I am looking for one particular document. It is called “Lagos Plan of Action for the Economic Development of Africa 1980 2000.” African leaders convened in Lagos in 1980 to consider solutions to the continent’s crisis. How could Africa be saved? And they resolved on this particular plan of action—the bible, the panacea, the grand strategy for development.
I search and inquire, but to no avail. Most of the workers here have not even heard of any such plan. Others have heard of it, but they know nothing more specific. Others have heard of it, know a bit about it, but still do not have the text. They can give me copies of the resolution concerning how the production of peanuts in Senegal might be increased. How the tsetse fly should be combated in Tanzania. How the drought in the Sahel can be curtailed. But how to save Africa? This plan they do not have.
Several conversations in Africa Hall. One, with Babashola Chinsman. He is vice director of the United Nations Development Program. Young, energetic, from Sierra Leone. One of those Africans upon whom fate has smiled. A representative of a new global class: members of Third World nations occupying seats in international organizations. A villa in Addis Ababa (official), a villa in Freetown (private, which he rents to the German embassy), a private apartment in Manhattan (because he doesn’t care for hotels). A limousine, a driver, servants. Tomorrow, a conference in Madrid; three days from now, one in New York; a week from now, another in Sydney. Always the same, the eternal, subject: how to relieve hunger in Africa.

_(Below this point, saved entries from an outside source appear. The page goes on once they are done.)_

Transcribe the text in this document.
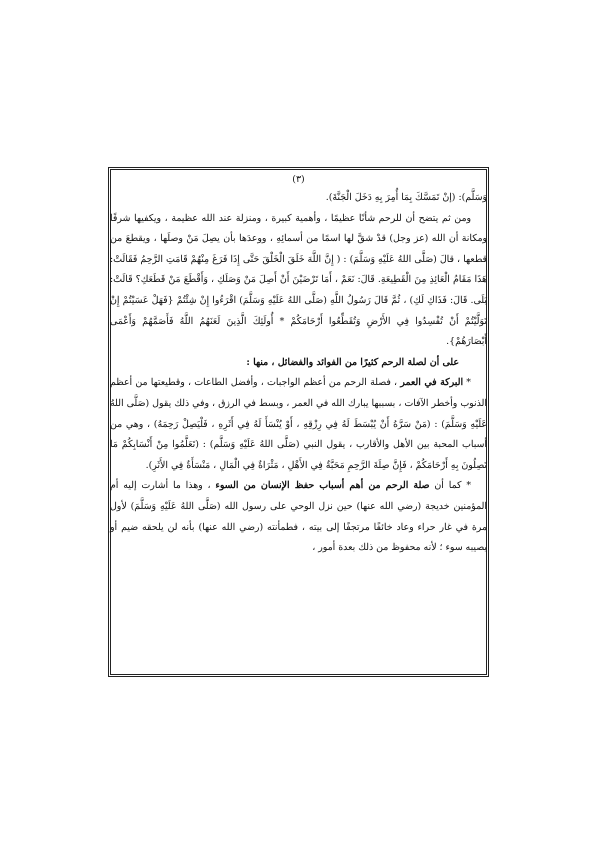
(٣)

وَسَلَّم): (إنْ تَمَسَّكَ بِمَا أُمِرَ بِهِ دَخَلَ الْجَنَّةَ).

ومن ثم يتضح أن للرحم شأنًا عظيمًا ، وأهمية كبيرة ، ومنزلة عند الله عظيمة ، ويكفيها شرفًا ومكانة أن الله (عز وجل) قدْ شقَّ لها اسمًا من أسمائِهِ ، ووعدَها بأن يصِلَ مَنْ وصلَها ، ويقطعَ من قطعها ، قالَ (صَلَّى اللهُ عَلَيْهِ وَسَلَّمَ) : ( إِنَّ اللَّهَ خَلَقَ الْخَلْقَ حَتَّى إِذَا فَرَغَ مِنْهُمْ قَامَتِ الرَّحِمُ فَقَالَتْ: هَذَا مَقَامُ الْعَائِذِ مِنَ الْقَطِيعَةِ. قَالَ: نَعَمْ ، أَمَا تَرْضَيْنَ أَنْ أَصِلَ مَنْ وَصَلَكِ ، وَأَقْطَعَ مَنْ قَطَعَكِ؟ قَالَتْ: بَلَى. قَالَ: فَذَاكِ لَكِ) ، ثُمَّ قَالَ رَسُولُ اللَّهِ (صَلَّى اللهُ عَلَيْهِ وَسَلَّمَ) اقْرَءُوا إِنْ شِئْتُمْ {فَهَلْ عَسَيْتُمْ إِنْ تَوَلَّيْتُمْ أَنْ تُفْسِدُوا فِي الأَرْضِ وَتُقَطِّعُوا أَرْحَامَكُمْ * أُولَئِكَ الَّذِينَ لَعَنَهُمُ اللَّهُ فَأَصَمَّهُمْ وَأَعْمَى أَبْصَارَهُمْ}.

على أن لصلة الرحم كثيرًا من الفوائد والفضائل ، منها :

* البركة في العمر ، فصلة الرحم من أعظم الواجبات ، وأفضل الطاعات ، وقطيعتها من أعظم الذنوب وأخطر الآفات ، بسببها يبارك الله في العمر ، وبسط في الرزق ، وفي ذلك يقول (صَلَّى اللهُ عَلَيْهِ وَسَلَّمَ) : (مَنْ سَرَّهُ أَنْ يُبْسَطَ لَهُ فِي رِزْقِهِ ، أَوْ يُنْسَأَ لَهُ فِي أَثَرِهِ ، فَلْيَصِلْ رَحِمَهُ) ، وهي من أسباب المحبة بين الأهل والأقارب ، يقول النبي (صَلَّى اللهُ عَلَيْهِ وَسَلَّم) : (تَعَلَّمُوا مِنْ أَنْسَابِكُمْ مَا تَصِلُونَ بِهِ أَرْحَامَكُمْ ، فَإِنَّ صِلَةَ الرَّحِمِ مَحَبَّةٌ فِي الأَهْلِ ، مَثْرَاةٌ فِي الْمَالِ ، مَنْسَأَةٌ فِي الأَثَرِ).

* كما أن صلة الرحم من أهم أسباب حفظ الإنسان من السوء ، وهذا ما أشارت إليه أم المؤمنين خديجة (رضي الله عنها) حين نزل الوحي على رسول الله (صَلَّى اللهُ عَلَيْهِ وَسَلَّمَ) لأول مرة في غار حراء وعاد خائفًا مرتجفًا إلى بيته ، فطمأنته (رضي الله عنها) بأنه لن يلحقه ضيم أو يصيبه سوء ؛ لأنه محفوظ من ذلك بعدة أمور ،
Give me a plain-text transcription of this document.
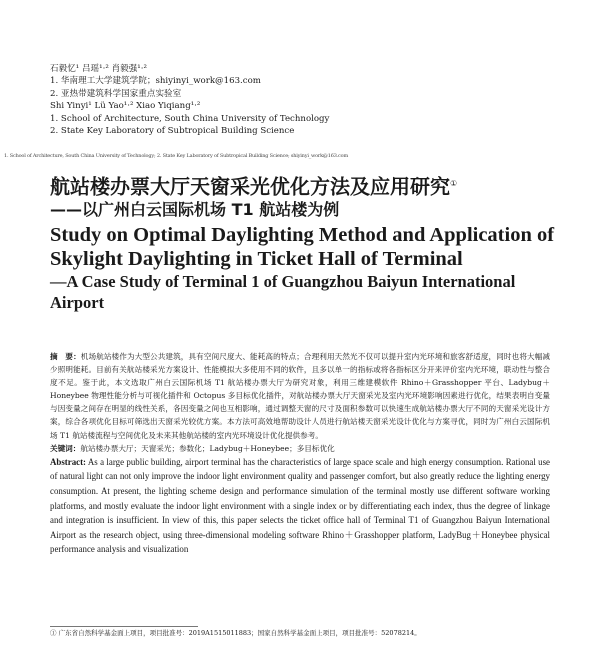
石毅忆¹ 吕瑶¹·² 肖毅强¹·²
1. 华南理工大学建筑学院；shiyinyi_work@163.com
2. 亚热带建筑科学国家重点实验室
Shi Yinyi¹ Lü Yao¹·² Xiao Yiqiang¹·²
1. School of Architecture, South China University of Technology
2. State Key Laboratory of Subtropical Building Science
1. School of Architecture, South China University of Technology; 2. State Key Laboratory of Subtropical Building Science; shiyinyi_work@163.com
航站楼办票大厅天窗采光优化方法及应用研究①
——以广州白云国际机场 T1 航站楼为例
Study on Optimal Daylighting Method and Application of Skylight Daylighting in Ticket Hall of Terminal
—A Case Study of Terminal 1 of Guangzhou Baiyun International Airport

摘　要：机场航站楼作为大型公共建筑，具有空间尺度大、能耗高的特点；合理利用天然光不仅可以提升室内光环境和旅客舒适度，同时也将大幅减少照明能耗。目前有关航站楼采光方案设计、性能模拟大多使用不同的软件，且多以单一的指标或将各指标区分开来评价室内光环境，联动性与整合度不足。鉴于此，本文选取广州白云国际机场 T1 航站楼办票大厅为研究对象，利用三维建模软件 Rhino＋Grasshopper 平台、Ladybug＋Honeybee 物理性能分析与可视化插件和 Octopus 多目标优化插件，对航站楼办票大厅天窗采光及室内光环境影响因素进行优化，结果表明自变量与因变量之间存在明显的线性关系，各因变量之间也互相影响，通过调整天窗的尺寸及面积参数可以快速生成航站楼办票大厅不同的天窗采光设计方案，综合各项优化目标可筛选出天窗采光较优方案。本方法可高效地帮助设计人员进行航站楼天窗采光设计优化与方案寻优，同时为广州白云国际机场 T1 航站楼流程与空间优化及未来其他航站楼的室内光环境设计优化提供参考。

关键词：航站楼办票大厅；天窗采光；参数化；Ladybug＋Honeybee；多目标优化

Abstract: As a large public building, airport terminal has the characteristics of large space scale and high energy consumption. Rational use of natural light can not only improve the indoor light environment quality and passenger comfort, but also greatly reduce the lighting energy consumption. At present, the lighting scheme design and performance simulation of the terminal mostly use different software working platforms, and mostly evaluate the indoor light environment with a single index or by differentiating each index, thus the degree of linkage and integration is insufficient. In view of this, this paper selects the ticket office hall of Terminal T1 of Guangzhou Baiyun International Airport as the research object, using three-dimensional modeling software Rhino＋Grasshopper platform, LadyBug＋Honeybee physical performance analysis and visualization

① 广东省自然科学基金面上项目，项目批准号：2019A1515011883；国家自然科学基金面上项目，项目批准号：52078214。
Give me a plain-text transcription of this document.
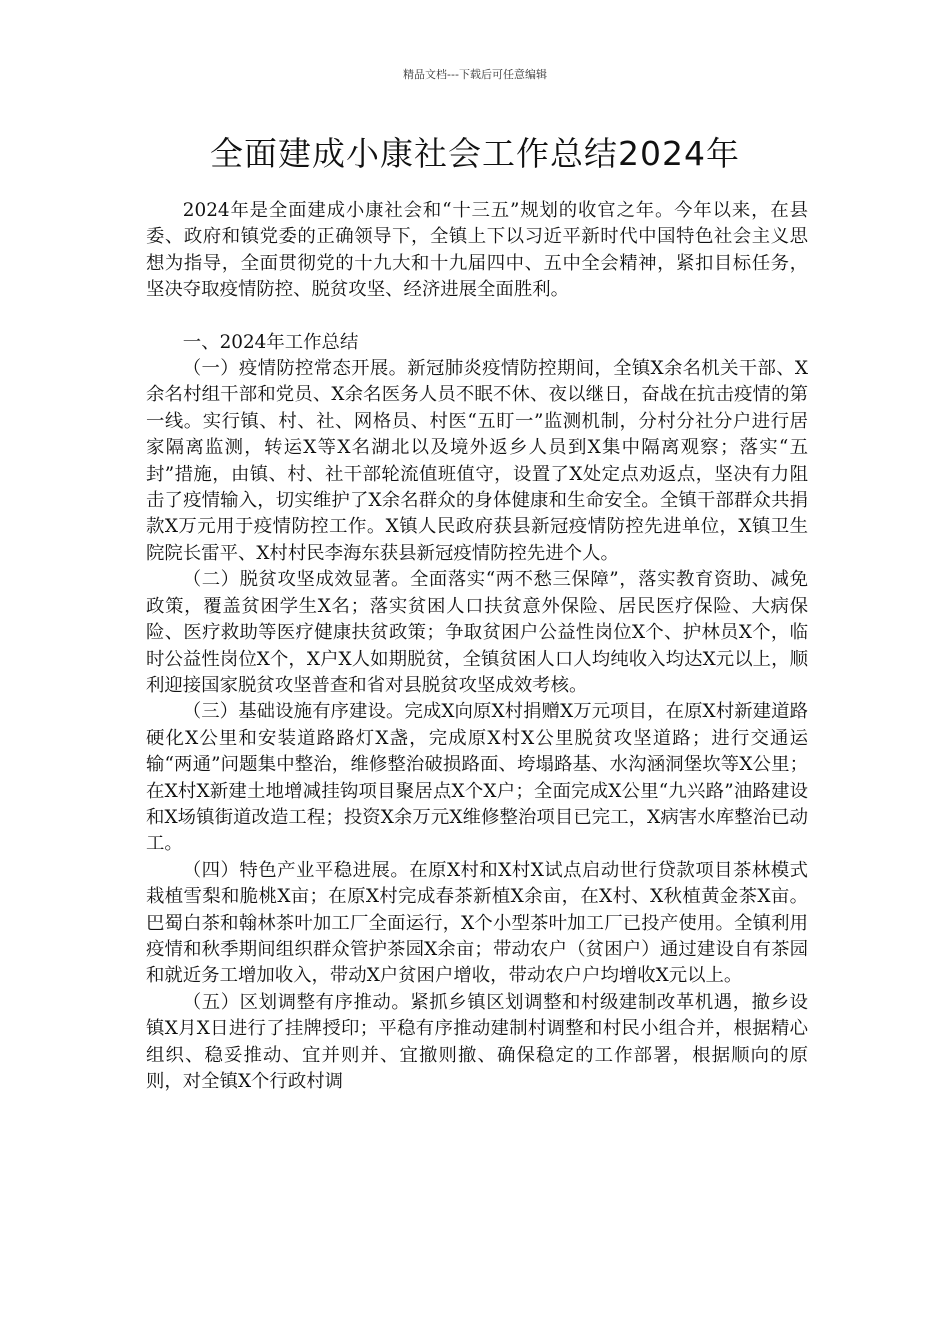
精品文档---下载后可任意编辑
全面建成小康社会工作总结2024年

2024年是全面建成小康社会和“十三五”规划的收官之年。今年以来，在县委、政府和镇党委的正确领导下，全镇上下以习近平新时代中国特色社会主义思想为指导，全面贯彻党的十九大和十九届四中、五中全会精神，紧扣目标任务，坚决夺取疫情防控、脱贫攻坚、经济进展全面胜利。

一、2024年工作总结

（一）疫情防控常态开展。新冠肺炎疫情防控期间，全镇X余名机关干部、X余名村组干部和党员、X余名医务人员不眠不休、夜以继日，奋战在抗击疫情的第一线。实行镇、村、社、网格员、村医“五盯一”监测机制，分村分社分户进行居家隔离监测，转运X等X名湖北以及境外返乡人员到X集中隔离观察；落实“五封”措施，由镇、村、社干部轮流值班值守，设置了X处定点劝返点，坚决有力阻击了疫情输入，切实维护了X余名群众的身体健康和生命安全。全镇干部群众共捐款X万元用于疫情防控工作。X镇人民政府获县新冠疫情防控先进单位，X镇卫生院院长雷平、X村村民李海东获县新冠疫情防控先进个人。

（二）脱贫攻坚成效显著。全面落实“两不愁三保障”，落实教育资助、减免政策，覆盖贫困学生X名；落实贫困人口扶贫意外保险、居民医疗保险、大病保险、医疗救助等医疗健康扶贫政策；争取贫困户公益性岗位X个、护林员X个，临时公益性岗位X个，X户X人如期脱贫，全镇贫困人口人均纯收入均达X元以上，顺利迎接国家脱贫攻坚普查和省对县脱贫攻坚成效考核。

（三）基础设施有序建设。完成X向原X村捐赠X万元项目，在原X村新建道路硬化X公里和安装道路路灯X盏，完成原X村X公里脱贫攻坚道路；进行交通运输“两通”问题集中整治，维修整治破损路面、垮塌路基、水沟涵洞堡坎等X公里；在X村X新建土地增减挂钩项目聚居点X个X户；全面完成X公里“九兴路”油路建设和X场镇街道改造工程；投资X余万元X维修整治项目已完工，X病害水库整治已动工。

（四）特色产业平稳进展。在原X村和X村X试点启动世行贷款项目茶林模式栽植雪梨和脆桃X亩；在原X村完成春茶新植X余亩，在X村、X秋植黄金茶X亩。巴蜀白茶和翰林茶叶加工厂全面运行，X个小型茶叶加工厂已投产使用。全镇利用疫情和秋季期间组织群众管护茶园X余亩；带动农户（贫困户）通过建设自有茶园和就近务工增加收入，带动X户贫困户增收，带动农户户均增收X元以上。

（五）区划调整有序推动。紧抓乡镇区划调整和村级建制改革机遇，撤乡设镇X月X日进行了挂牌授印；平稳有序推动建制村调整和村民小组合并，根据精心组织、稳妥推动、宜并则并、宜撤则撤、确保稳定的工作部署，根据顺向的原则，对全镇X个行政村调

The conversation is pleasant, interesting.
Chinsman: “It is not true that Africa is stagnant. Africa is developing; it is not merely a continent of famine.
“The problem is larger, worldwide. One hundred and fifty poorly developed countries are leaning on twenty-five developed ones, in which, moreover, there is recession and a stagnant population growth.
“It is extremely important to promote regional development in Africa. Unfortunately, the obstacle is a backward infrastructure: unsatisfactory means of distribution, bad roads, insufficient trucks and buses, a poor public transportation system.
“This inadequate transportation network results in ninety percent of the continent’s villages and towns living in isolation—they have no access to the market, and thus no access to money.
“The paradox of our world: If one figures in the cost of transporting, servicing, warehousing, and preserving food, then the cost of a single meal (typically, a handful of corn) for a refugee in some camp, for example in Sudan, is higher than the price of a dinner in the most expensive restaurant in Paris.
“After thirty years of independence, we are finally beginning to understand that education is important for development. The farm of a literate peasant is ten to fifteen times more productive than the farm of an illiterate one. Education alone, without any additional investments, brings material benefits.